The RandomSplitter can randomly separate input data into test and train datasets. Like any other splitter, you can define the percent for it. You can also set the seed to ensure that results are reproducible. The default value of seed is 42.

from seshat.data_class import DFrame
from seshat.transformer.splitter.random import RandomSplitter

sf = DFrame.from_raw({"A": ["foo", "bar", "baz", "qux"]})

splitter = RandomSplitter(percent=0.8)
result = splitter(sf)
isinstance(result, dict)
>>> True

result["test"].data
>>>
A
1 bar
result["train"].data
>>>
A
3 qux
0 foo
2 baz

Block

The block number is important information in blockchain data because it's a monotonically increasing value over time. So there is a built-in splitter for block numbers called BlockSplitter. This splitter finds the minimum block number and, with the input percent, determines the cutoff value. All rows with block numbers above the cutoff will be considered as test data, and the rest as train data. To use this, you must provide block_num_col to indicate the block number column name for the input sf. The percent argument can also be set as a constructor argument.

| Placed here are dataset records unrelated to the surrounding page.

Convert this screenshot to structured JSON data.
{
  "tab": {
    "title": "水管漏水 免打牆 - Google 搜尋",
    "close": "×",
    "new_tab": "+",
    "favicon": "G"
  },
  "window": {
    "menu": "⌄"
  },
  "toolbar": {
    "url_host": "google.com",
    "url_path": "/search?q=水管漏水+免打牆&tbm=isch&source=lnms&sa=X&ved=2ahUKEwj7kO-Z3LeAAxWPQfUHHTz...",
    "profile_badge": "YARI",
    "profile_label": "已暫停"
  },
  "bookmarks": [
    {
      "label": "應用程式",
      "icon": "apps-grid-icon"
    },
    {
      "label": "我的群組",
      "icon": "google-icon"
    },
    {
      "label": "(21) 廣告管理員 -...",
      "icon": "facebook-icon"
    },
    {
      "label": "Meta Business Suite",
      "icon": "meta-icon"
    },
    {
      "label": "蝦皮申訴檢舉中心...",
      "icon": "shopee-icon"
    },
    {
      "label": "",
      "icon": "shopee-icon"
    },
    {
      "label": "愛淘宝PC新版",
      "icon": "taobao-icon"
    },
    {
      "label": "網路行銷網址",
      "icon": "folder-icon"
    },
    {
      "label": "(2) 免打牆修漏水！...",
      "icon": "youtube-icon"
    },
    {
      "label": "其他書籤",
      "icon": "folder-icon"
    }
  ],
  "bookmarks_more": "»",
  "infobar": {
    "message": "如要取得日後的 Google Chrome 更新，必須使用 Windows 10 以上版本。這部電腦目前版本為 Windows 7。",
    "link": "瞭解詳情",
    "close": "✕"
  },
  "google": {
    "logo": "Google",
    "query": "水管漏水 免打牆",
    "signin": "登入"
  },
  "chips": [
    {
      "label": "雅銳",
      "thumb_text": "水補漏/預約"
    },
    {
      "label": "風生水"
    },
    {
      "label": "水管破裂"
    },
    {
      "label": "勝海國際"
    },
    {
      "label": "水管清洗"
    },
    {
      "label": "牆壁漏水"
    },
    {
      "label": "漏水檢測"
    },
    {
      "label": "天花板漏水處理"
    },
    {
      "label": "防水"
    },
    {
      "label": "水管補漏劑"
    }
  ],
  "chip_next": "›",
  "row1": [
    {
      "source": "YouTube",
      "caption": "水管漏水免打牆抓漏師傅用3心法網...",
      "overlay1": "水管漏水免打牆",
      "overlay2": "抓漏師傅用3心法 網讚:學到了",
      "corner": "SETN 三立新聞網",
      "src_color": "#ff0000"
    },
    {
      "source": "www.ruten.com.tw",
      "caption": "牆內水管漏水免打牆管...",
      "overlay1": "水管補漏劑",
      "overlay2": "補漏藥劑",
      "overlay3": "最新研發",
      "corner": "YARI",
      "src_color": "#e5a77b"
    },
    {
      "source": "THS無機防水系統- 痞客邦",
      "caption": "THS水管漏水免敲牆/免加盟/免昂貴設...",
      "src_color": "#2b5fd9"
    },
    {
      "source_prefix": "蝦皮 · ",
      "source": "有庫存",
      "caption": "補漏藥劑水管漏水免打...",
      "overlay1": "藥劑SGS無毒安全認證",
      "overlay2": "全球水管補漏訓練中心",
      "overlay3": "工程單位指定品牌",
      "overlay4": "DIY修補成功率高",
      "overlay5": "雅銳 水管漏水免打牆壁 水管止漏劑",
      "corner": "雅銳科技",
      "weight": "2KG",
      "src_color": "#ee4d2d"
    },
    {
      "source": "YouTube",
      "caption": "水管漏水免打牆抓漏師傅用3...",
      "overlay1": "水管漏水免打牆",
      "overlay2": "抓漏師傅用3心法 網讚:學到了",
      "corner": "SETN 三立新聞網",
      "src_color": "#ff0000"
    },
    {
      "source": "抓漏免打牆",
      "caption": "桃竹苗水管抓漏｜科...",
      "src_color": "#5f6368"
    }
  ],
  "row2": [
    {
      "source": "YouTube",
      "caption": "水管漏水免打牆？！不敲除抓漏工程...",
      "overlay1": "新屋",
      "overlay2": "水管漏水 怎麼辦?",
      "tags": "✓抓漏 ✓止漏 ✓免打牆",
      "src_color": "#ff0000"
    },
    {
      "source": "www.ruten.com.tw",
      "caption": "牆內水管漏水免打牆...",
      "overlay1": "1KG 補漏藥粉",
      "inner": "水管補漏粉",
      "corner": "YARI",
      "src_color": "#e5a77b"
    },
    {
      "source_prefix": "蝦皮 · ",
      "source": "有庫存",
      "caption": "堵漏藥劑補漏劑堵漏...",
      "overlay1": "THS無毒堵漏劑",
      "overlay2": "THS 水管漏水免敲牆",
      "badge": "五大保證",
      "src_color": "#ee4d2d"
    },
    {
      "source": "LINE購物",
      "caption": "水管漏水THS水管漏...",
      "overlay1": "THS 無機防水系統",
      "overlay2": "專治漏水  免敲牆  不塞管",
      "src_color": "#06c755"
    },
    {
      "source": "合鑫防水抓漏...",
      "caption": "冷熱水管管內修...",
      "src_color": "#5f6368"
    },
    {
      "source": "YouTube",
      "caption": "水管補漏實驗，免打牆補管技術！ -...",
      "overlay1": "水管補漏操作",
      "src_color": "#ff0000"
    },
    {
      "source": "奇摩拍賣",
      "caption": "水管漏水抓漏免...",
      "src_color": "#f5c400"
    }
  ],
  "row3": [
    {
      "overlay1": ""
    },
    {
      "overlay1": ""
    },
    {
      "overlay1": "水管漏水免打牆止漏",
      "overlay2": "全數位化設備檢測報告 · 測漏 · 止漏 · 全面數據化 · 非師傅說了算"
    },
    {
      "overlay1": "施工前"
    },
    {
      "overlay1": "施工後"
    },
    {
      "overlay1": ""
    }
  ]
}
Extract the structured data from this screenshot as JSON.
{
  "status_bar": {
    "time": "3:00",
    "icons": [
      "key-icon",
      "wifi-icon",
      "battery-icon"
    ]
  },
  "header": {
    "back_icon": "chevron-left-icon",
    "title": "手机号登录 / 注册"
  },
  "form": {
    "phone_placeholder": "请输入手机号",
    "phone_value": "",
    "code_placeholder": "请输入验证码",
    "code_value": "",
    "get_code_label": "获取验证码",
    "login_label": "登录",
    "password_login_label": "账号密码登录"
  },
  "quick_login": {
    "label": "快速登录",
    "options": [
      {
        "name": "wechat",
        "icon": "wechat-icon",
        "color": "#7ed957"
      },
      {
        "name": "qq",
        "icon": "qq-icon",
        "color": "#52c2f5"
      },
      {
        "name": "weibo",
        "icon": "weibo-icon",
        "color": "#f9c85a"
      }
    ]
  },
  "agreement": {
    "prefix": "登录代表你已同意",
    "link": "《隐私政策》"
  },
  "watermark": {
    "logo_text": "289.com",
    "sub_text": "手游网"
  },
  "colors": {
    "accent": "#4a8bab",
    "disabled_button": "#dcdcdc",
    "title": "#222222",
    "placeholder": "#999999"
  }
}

from seshat.data_class import DFrame
from seshat.transformer.splitter.block import BlockSplitter

sf = DFrame.from_raw({"BLOCK_NUMBER": [1, 40, 50, 60, 70, 80, 90, 100, 2, 3]})

splitter = BlockSplitter(block_num_col="BLOCK_NUMBER")

result = splitter(sf)
result["test"].data
>>>
BLOCK_NUMBER
5 80
6 90
7 100

result["train"].data
>>>
BLOCK_NUMBER
0 1
1 40
2 50
3 60
4 70
8 2
9 3

This splitter also checks the type of the block number column. Since this column must be numeric, if the column type is not numeric, it will be changed.

MultiSplitter

As mentioned at the beginning of this page, the MultiSplitter is a special splitter for splitting more than one sf. This splitter takes a list of splitters and passes the input sf to all these child splitters. MultiSplitter ensures that the clear_input of every child splitter is false.

The result of MultiSplitter is a dictionary with test and train keys. As mentioned before, these keys come from the group_keys argument. Every splitter's result is a dictionary of test and train sets. The test sets will be added to a group sframe with the key test in the result of MultiSplitter, and train sets will be added to the group sframe with the key train.

from seshat.data_class import DFrame, GroupSFrame
from seshat.transformer.splitter.base import MultiSplitter
from seshat.transformer.splitter.block import BlockSplitter
from seshat.transformer.splitter.random import RandomSplitter

sf = GroupSFrame(
children={
"sf1": DFrame.from_raw(
{"BLOCK_NUMBER": [1, 40, 50, 60, 70, 80, 90, 100, 2, 3]}
),
"sf2": DFrame.from_raw({"A": ["foo", "bar", "baz", "qux"]}),
}
)

block_splitter = BlockSplitter(
block_num_col="BLOCK_NUMBER",
group_keys={"default": "sf1", "test": "test", "train": "train"},
)
random_splitter = RandomSplitter(
group_keys={"default": "sf2", "test": "test", "train": "train"},
)

splitter = MultiSplitter(splitters=[block_splitter, random_splitter])
result = splitter(sf)

list(result["train"].keys())
>>> ['sf1', 'sf2']
list(result["test"].keys())
>>> ['sf1', 'sf2']